Correio Braziliense, n. 20714, 08/02/2020. Política, p. 5

MP apura ordem para recolher livros


 

Mesmo após a Secretaria de Educação de Rondônia negar que determinou aos colégios públicos estaduais o recolhimento, das bibliotecas escolares, livros cujo conteúdo teria sido considerado impróprio para os alunos, o Ministério Público Federal (MPF) decidiu apurar a motivação da pasta.

A iniciativa da Secretaria Estadual de Educação se tornou pública na quinta-feira, quando cópias de um memorando começaram a ser compartilhadas em redes sociais. O nome do secretário Suamy Vivecananda Lacerda de Abreu consta ao fim do texto, mas a assinatura eletrônica é da diretora-geral de Educação, Irany de Oliveira Lima Morais.

Constam da relação de 43 livros que seriam recolhidos obras de autores consagrados, como Memórias Póstumas de Brás Cubas, de Machado de Assis, que muitos consideram o título mais importante da literatura brasileira; e Macunaíma, de Mário de Andrade, cuja leitura é cobrada em muitos vestibulares. Também estão na lista livros dos brasileiros Carlos Heitor Cony, Euclides da Cunha, Ferreira Gullar, Nelson Rodrigues, Rubem Fonseca; do tcheco Franz Kafka e do norte-americano Edgar Allan Poe.

O memorando nº 4 pede às coordenadorias regionais de educação que "procedam com o recolhimento" dos livros relacionados "tendo em vista conterem conteúdos inadequados às crianças e aos adolescentes". No texto, o secretário destaca "a importância de os senhores coordenadores estarem atentos às demais literaturas já existentes (no acervo das bibliotecas escolares) ou que chegam às escolas para uso nas atividades, a fim de que sejam analisadas, e assegurados os direitos do estudante de usufruir deles com a intervenção do professor ou sozinho, sem constrangimentos e desconfortos". Os livros recolhidos deveriam ser entregues ao Núcleo do Livro Didático, da secretaria.

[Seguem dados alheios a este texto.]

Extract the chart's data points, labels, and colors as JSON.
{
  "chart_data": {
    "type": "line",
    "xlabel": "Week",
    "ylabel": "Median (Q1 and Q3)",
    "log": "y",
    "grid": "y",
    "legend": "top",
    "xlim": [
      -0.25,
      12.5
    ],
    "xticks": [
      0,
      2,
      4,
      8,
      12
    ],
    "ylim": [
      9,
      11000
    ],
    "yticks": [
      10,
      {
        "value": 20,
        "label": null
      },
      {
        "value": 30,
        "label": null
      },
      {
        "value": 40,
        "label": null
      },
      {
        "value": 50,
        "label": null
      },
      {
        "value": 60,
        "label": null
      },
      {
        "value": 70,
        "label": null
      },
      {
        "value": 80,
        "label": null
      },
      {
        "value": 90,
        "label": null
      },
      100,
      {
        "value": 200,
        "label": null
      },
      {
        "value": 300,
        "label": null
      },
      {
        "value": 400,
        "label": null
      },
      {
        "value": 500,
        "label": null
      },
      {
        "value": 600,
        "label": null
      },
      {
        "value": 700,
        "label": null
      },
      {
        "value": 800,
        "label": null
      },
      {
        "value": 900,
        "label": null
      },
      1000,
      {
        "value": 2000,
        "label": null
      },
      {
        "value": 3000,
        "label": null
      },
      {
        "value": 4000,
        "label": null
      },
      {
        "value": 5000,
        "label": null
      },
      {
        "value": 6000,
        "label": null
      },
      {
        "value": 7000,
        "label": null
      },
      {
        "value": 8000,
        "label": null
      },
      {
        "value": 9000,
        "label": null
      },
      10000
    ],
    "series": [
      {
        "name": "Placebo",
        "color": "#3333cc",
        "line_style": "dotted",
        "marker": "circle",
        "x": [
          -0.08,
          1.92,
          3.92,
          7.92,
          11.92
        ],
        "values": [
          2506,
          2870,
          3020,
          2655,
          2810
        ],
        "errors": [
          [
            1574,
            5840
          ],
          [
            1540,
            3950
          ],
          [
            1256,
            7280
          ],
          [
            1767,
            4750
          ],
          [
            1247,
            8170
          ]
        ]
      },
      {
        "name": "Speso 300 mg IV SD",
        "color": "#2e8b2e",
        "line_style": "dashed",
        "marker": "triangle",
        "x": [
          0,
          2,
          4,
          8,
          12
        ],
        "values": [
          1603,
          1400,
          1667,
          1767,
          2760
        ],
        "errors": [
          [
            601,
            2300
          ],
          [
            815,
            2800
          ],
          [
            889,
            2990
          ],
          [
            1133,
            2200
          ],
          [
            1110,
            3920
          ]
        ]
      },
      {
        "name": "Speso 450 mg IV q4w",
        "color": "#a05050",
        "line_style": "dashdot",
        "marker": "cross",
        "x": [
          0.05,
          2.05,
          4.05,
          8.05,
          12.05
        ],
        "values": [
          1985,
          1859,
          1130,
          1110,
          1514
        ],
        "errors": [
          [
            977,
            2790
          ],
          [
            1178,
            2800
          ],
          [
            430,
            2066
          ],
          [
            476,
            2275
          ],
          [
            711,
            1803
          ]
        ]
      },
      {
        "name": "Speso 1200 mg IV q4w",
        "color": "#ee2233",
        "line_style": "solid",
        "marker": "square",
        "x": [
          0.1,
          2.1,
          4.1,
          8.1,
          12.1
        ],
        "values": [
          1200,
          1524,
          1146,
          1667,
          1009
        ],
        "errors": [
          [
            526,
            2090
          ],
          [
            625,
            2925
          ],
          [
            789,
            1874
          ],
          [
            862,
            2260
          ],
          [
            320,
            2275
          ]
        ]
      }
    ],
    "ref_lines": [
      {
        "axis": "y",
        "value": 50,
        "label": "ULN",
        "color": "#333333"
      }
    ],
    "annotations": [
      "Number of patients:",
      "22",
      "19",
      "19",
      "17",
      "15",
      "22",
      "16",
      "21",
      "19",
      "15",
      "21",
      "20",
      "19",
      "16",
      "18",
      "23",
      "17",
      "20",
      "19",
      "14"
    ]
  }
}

Após o assunto repercutir nacionalmente, a Seduc divulgou uma nota em que classifica os títulos que constam da lista como "clássicos da literatura". A pasta garante jamais ter ordenado que eles fossem recolhidos e tenta explicar a confusão alegando ter recebido uma denúncia a respeito da existência, nas bibliotecas escolares, de livros com "conteúdos inapropriados".

Procedimento
Para o procurador da República Raphael Bevilaqua, do MPF, a questão ainda não está esclarecida. Ele instaurou um procedimento preparatório para investigar a atuação da secretaria estadual e pediu que a Seduc envie cópias integrais do memorando e do procedimento administrativo. O objetivo é saber em qual contexto se deu a elaboração dos documentos e se eles chegaram a ser enviados às coordenadorias regionais de ensino.

Para Bevilaqua, a suposta determinação de recolhimento de livros pode contrariar os preceitos da Lei de Diretrizes e Bases (LDB) da Educação Nacional, que estabelece que o ensino brasileiro deve respeitar os princípios da liberdade de aprender, ensinar, pesquisar e divulgar a cultura, além do pluralismo de ideias e de concepções pedagógicas e o apreço à tolerância. A Secretaria Estadual de Educação e a Coordenadoria Regional de Ensino têm 10 dias para responder às perguntas do procurador. (Agência Brasil)

Frase
"Esperamos que essa situação seja esclarecida, pois não podemos tolerar que casos de censura sejam presenciados nas escolas de Rondônia"
Trecho da nota do Sindicato dos Trabalhadores em Educação no Estado de Rondônia (Sintero)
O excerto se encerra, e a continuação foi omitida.